Erstellt von Tanja Trausmuth am 04. Feb. 2021

Beschreibung

Bereits seit Mai 2012, wobei im Zuge von Aufschließungsarbeiten erste Funde einer römischen Villa entdeckt wurden, fanden bis zum Jahr 2019 immer wieder archäologische Grabungen auf den Kirchäckern in Weiden am See statt, wobei insgesamt 144 Grundstücke von einem Team der ARGE-Zeitalter untersucht werden konnten.

Das erforschte Areal weist eine lange Besiedlungsgeschichte auf, welche bereits in der Mittleren Jungsteinzeit (ca. 5000 bis 4400 v. Chr.), dokumentiert durch Wandgräbchen zweier langrechteckiger Bauten, Abfall- und Arbeitsgruben sowie Fragmenten grober Gebrauchskeramik und Werkzeugen aus Feuerstein, begann.

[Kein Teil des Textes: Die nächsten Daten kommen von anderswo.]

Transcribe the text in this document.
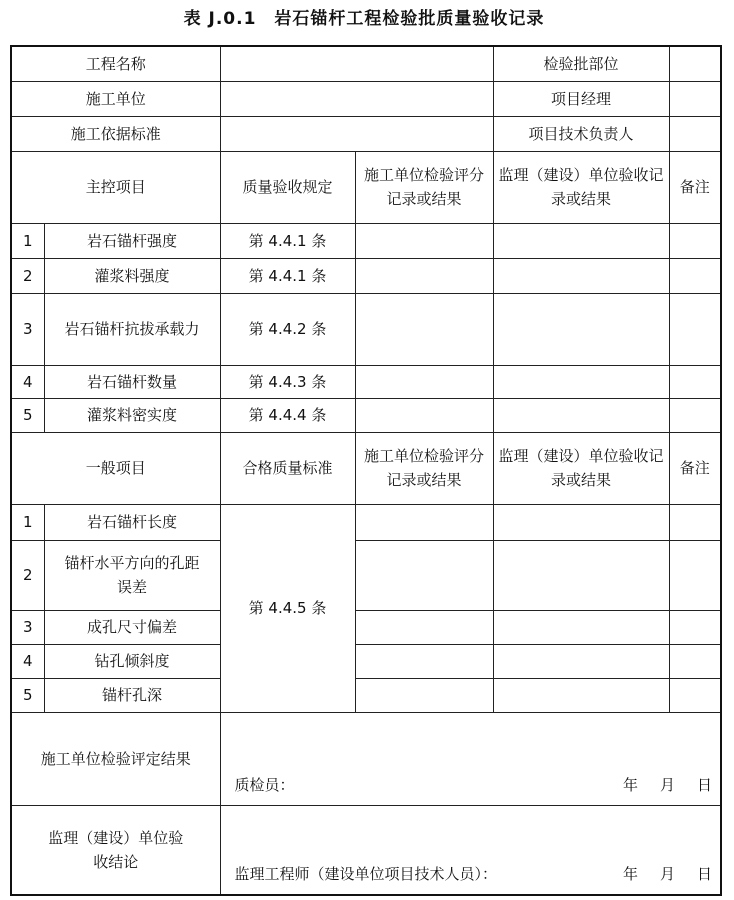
表 J.0.1　岩石锚杆工程检验批质量验收记录
工程名称				检验批部位	
施工单位				项目经理	
施工依据标准				项目技术负责人	
主控项目		质量验收规定	施工单位检验评分记录或结果	监理（建设）单位验收记录或结果	备注
1	岩石锚杆强度	第 4.4.1 条			
2	灌浆料强度	第 4.4.1 条			
3	岩石锚杆抗拔承载力	第 4.4.2 条			
4	岩石锚杆数量	第 4.4.3 条			
5	灌浆料密实度	第 4.4.4 条			
一般项目		合格质量标准	施工单位检验评分记录或结果	监理（建设）单位验收记录或结果	备注
1	岩石锚杆长度	第 4.4.5 条			
2	锚杆水平方向的孔距误差				
3	成孔尺寸偏差				
4	钻孔倾斜度				
5	锚杆孔深				
施工单位检验评定结果		质检员： 年月日			

监理（建设）单位验收结论		监理工程师（建设单位项目技术人员）： 年月日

An frühbronzezeitlichen (ca. 2200 bis 1600 v. Chr.) Befunden konnte zusätzlich zu Siedlungsstrukturen ein Gräberfeld der Wieselburger Kultur mit vorwiegend Einzelgräbern mit Körperbestattungen in Hockerlage aufgefunden werden, welches eines der größten Gräberfelder des Burgenlandes zu sein scheint. Das Fundmaterial umfasste neben Keramikgefäßen (Amphoren, Töpfen, Schalen, Schüsseln), Bronzegegenstände (verschiedene Nadeltypen, Spiralröllchen, Spiralarmreifen, Noppenringe, Ösenhalsreifen, einen Griffplattendolch sowie einen Vollgriffdolch aus dem Aunjetitz-Milieu), Anhänger und Nadeln aus Knochen, Ketten aus Dentalium (Zahnschalen von Weichtieren) und Feuersteinabschläge.

Besondere Bedeutung scheint die Fundstelle auch in der Römischen Kaiserzeit (ca. 15 v. Chr. bis 3. Jahrhundert n. Chr.) genossen zu haben, wie zahlreiche Siedlungsbefunde und großflächige Materialentnahmegruben sowie verschiedene Gräber, Gräben und Grabensysteme belegen.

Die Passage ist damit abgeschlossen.